Updated results from the VERSATILE-002 Phase 2 clinical trial indicate that Versamune® HPV, in combination with KEYTRUDA® (pembrolizumab), shows promise as a first-line treatment for patients with HPV16-positive recurrent/metastatic head and neck squamous cell carcinoma (HNSCC). The data, presented at the European Society for Medical Oncology (ESMO) Congress 2024, highlight a significant improvement in median overall survival compared to pembrolizumab alone.

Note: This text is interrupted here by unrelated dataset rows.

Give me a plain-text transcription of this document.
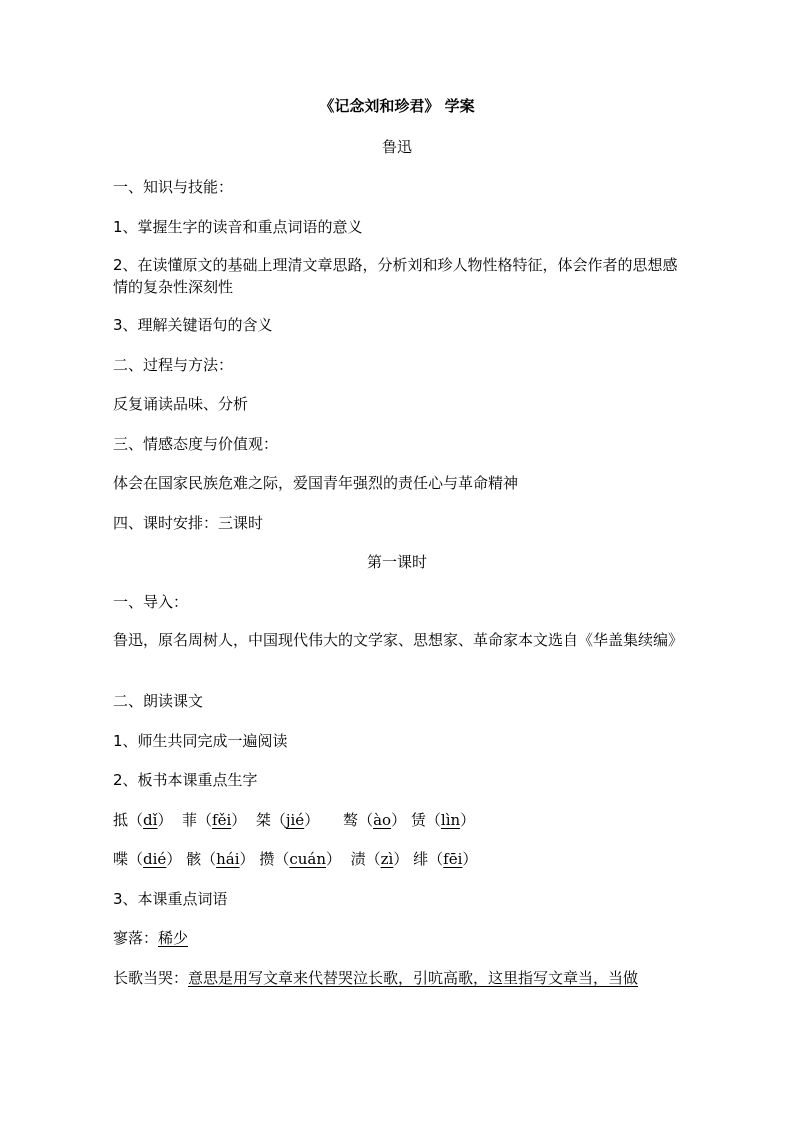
《记念刘和珍君》 学案
鲁迅
一、知识与技能：
1、掌握生字的读音和重点词语的意义
2、在读懂原文的基础上理清文章思路，分析刘和珍人物性格特征，体会作者的思想感情的复杂性深刻性
3、理解关键语句的含义
二、过程与方法：
反复诵读品味、分析
三、情感态度与价值观：
体会在国家民族危难之际，爱国青年强烈的责任心与革命精神
四、课时安排：三课时
第一课时
一、导入：
鲁迅，原名周树人，中国现代伟大的文学家、思想家、革命家本文选自《华盖集续编》
二、朗读课文
1、师生共同完成一遍阅读
2、板书本课重点生字
抵（dǐ）  菲（fěi）  桀（jié）     骜（ào） 赁（lìn）
喋（dié） 骸（hái） 攒（cuán）  渍（zì） 绯（fēi）
3、本课重点词语
寥落：稀少
长歌当哭：意思是用写文章来代替哭泣长歌，引吭高歌，这里指写文章当，当做
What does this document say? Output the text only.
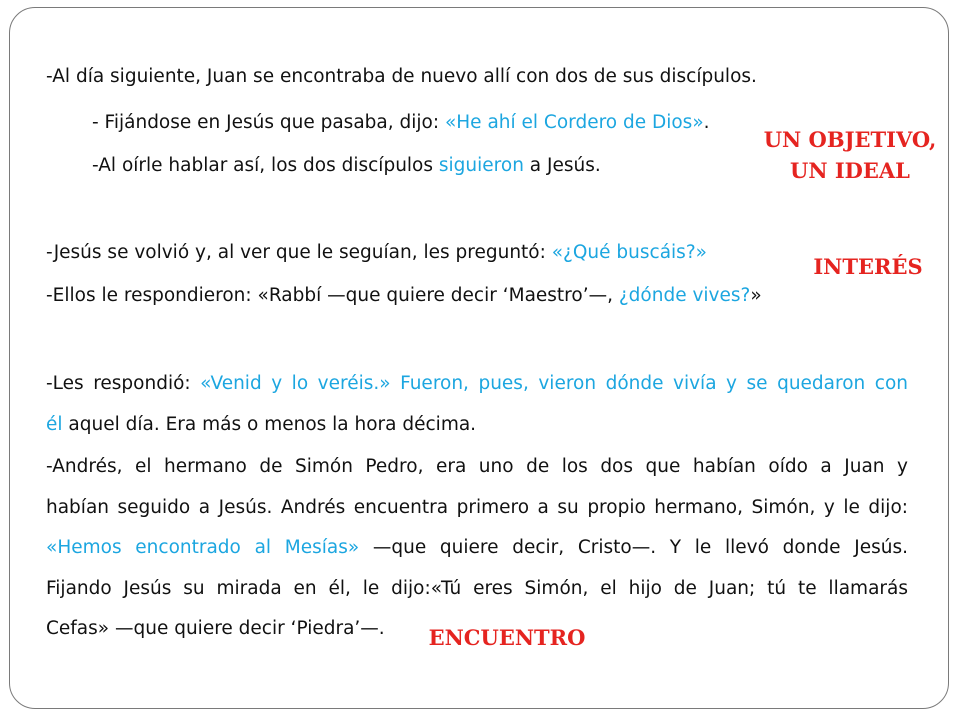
-Al día siguiente, Juan se encontraba de nuevo allí con dos de sus discípulos.
- Fijándose en Jesús que pasaba, dijo: «He ahí el Cordero de Dios».
-Al oírle hablar así, los dos discípulos siguieron a Jesús.
-Jesús se volvió y, al ver que le seguían, les preguntó: «¿Qué buscáis?»
-Ellos le respondieron: «Rabbí —que quiere decir ‘Maestro’—, ¿dónde vives?»
-Les respondió: «Venid y lo veréis.» Fueron, pues, vieron dónde vivía y se quedaron con
él aquel día. Era más o menos la hora décima.
-Andrés, el hermano de Simón Pedro, era uno de los dos que habían oído a Juan y
habían seguido a Jesús. Andrés encuentra primero a su propio hermano, Simón, y le dijo:
«Hemos encontrado al Mesías» —que quiere decir, Cristo—. Y le llevó donde Jesús.
Fijando Jesús su mirada en él, le dijo:«Tú eres Simón, el hijo de Juan; tú te llamarás
Cefas» —que quiere decir ‘Piedra’—.
UN OBJETIVO,
UN IDEAL
INTERÉS
ENCUENTRO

The single-arm Phase 2 trial (n=53) demonstrated a median overall survival (mOS) of 30 months (95% CI: 19.7 months to not reached). This is a notable improvement over the 12-18 months mOS typically observed with pembrolizumab monotherapy, as cited in previous studies. The objective response rate (ORR) was 36% (19/53 patients), and the disease control rate (DCR) reached 77% (41/53 patients).

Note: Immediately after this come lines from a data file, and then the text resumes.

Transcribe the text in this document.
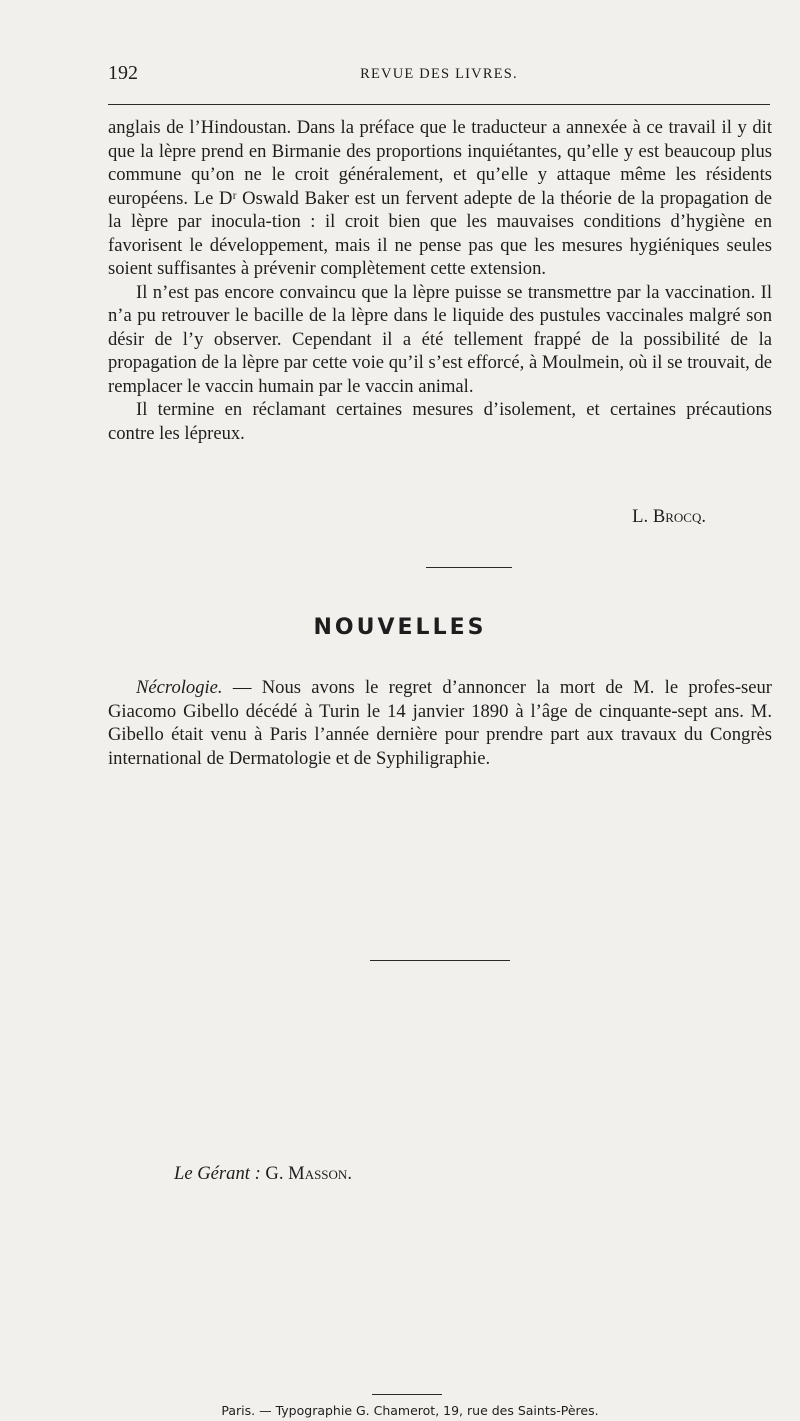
192	REVUE DES LIVRES.

anglais de l’Hindoustan. Dans la préface que le traducteur a annexée à ce travail il y dit que la lèpre prend en Birmanie des proportions inquiétantes, qu’elle y est beaucoup plus commune qu’on ne le croit généralement, et qu’elle y attaque même les résidents européens. Le Dʳ Oswald Baker est un fervent adepte de la théorie de la propagation de la lèpre par inocula-tion : il croit bien que les mauvaises conditions d’hygiène en favorisent le développement, mais il ne pense pas que les mesures hygiéniques seules soient suffisantes à prévenir complètement cette extension.

Il n’est pas encore convaincu que la lèpre puisse se transmettre par la vaccination. Il n’a pu retrouver le bacille de la lèpre dans le liquide des pustules vaccinales malgré son désir de l’y observer. Cependant il a été tellement frappé de la possibilité de la propagation de la lèpre par cette voie qu’il s’est efforcé, à Moulmein, où il se trouvait, de remplacer le vaccin humain par le vaccin animal.

Il termine en réclamant certaines mesures d’isolement, et certaines précautions contre les lépreux.

L. Brocq.
NOUVELLES

Nécrologie. — Nous avons le regret d’annoncer la mort de M. le profes-seur Giacomo Gibello décédé à Turin le 14 janvier 1890 à l’âge de cinquante-sept ans. M. Gibello était venu à Paris l’année dernière pour prendre part aux travaux du Congrès international de Dermatologie et de Syphiligraphie.

Le Gérant : G. Masson.
Paris. — Typographie G. Chamerot, 19, rue des Saints-Pères.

Significant Tumor Shrinkage Observed
Notably, 21% of patients (11/53) experienced deep tumor responses, with shrinkage ranging from 90% to 100%. A complete response was observed in 9% of patients (5/53). These results suggest a potentially durable and effective anti-tumor response with the combination therapy.
Tolerability and Safety
The combination therapy was generally well-tolerated. Treatment-related adverse events of Grade ≥3 were reported in 9 patients (Grade 3, n=8; Grade 4, n=1), indicating a manageable safety profile.
Expert Commentary
"The updated response data we presented at ESMO show the strong clinical activity and durability of Versamune® HPV plus pembrolizumab," said Jared Weiss, M.D., Section Chief of Thoracic and Head/Neck Oncology, Professor of Medicine at the University of North Carolina, and principal investigator of the VERSATILE-002 clinical trial. "Continued evaluation shows the promise of this combination in improving survival for patients with HPV16-positive HNSCC."

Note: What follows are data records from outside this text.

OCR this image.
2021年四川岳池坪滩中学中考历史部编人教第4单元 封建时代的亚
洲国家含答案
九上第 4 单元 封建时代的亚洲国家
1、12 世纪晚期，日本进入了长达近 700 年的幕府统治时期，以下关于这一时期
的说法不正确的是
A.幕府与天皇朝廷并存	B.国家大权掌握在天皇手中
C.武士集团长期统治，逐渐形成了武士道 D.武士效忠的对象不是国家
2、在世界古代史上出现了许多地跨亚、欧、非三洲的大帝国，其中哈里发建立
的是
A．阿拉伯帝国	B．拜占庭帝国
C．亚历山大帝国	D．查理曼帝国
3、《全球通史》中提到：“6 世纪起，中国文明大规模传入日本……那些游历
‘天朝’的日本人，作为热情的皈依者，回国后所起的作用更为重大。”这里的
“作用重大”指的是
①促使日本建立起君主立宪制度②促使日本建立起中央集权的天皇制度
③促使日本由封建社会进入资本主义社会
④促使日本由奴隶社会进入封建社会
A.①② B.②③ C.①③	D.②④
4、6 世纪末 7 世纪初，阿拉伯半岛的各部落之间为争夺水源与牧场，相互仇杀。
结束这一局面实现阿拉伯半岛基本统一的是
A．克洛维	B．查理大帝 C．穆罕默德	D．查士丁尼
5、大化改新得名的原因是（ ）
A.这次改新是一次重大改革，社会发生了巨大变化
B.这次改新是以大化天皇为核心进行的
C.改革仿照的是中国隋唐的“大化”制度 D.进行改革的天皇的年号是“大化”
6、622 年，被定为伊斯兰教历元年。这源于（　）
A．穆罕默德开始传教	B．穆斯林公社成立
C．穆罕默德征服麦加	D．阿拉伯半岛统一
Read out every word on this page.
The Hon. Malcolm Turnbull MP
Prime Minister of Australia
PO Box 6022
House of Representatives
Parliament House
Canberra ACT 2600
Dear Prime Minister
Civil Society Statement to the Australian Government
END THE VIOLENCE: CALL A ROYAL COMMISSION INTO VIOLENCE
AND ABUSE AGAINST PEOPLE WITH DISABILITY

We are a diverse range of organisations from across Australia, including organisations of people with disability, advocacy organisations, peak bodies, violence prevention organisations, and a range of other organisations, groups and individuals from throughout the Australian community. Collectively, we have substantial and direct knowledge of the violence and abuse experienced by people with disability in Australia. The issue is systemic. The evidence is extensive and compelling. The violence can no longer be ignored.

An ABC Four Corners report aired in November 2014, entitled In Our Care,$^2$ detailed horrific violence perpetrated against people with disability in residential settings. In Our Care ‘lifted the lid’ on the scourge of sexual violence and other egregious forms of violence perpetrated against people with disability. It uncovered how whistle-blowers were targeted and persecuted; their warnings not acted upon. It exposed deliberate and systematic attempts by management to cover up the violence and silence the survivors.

VERSATILE-003 Phase 3 Trial Planned
Building on these promising Phase 2 results, PDS Biotech plans to initiate the VERSATILE-003, a global, randomized, controlled Phase 3 clinical trial, later this year. This trial will evaluate Versamune® HPV plus pembrolizumab versus pembrolizumab monotherapy as a first-line treatment for patients with HPV16-positive R/M HNSCC with CPS ≥1.
Market Opportunity
The global HNSCC market is projected to reach $4.5 billion by 2027, presenting a substantial commercial opportunity for PDS Biotech if the Phase 3 trial is successful and leads to regulatory approval. Versamune® HPV has already been granted Fast Track designation by the FDA, potentially accelerating its path to market.
About Versamune® HPV
Versamune® HPV is PDS Biotech's lead investigational targeted immunotherapy. It is being developed in combination with a standard-of-care immune checkpoint inhibitor, and also in a triple combination including PDS01ADC, an IL-12 fused antibody drug conjugate (ADC), and a standard-of-care immune checkpoint inhibitor.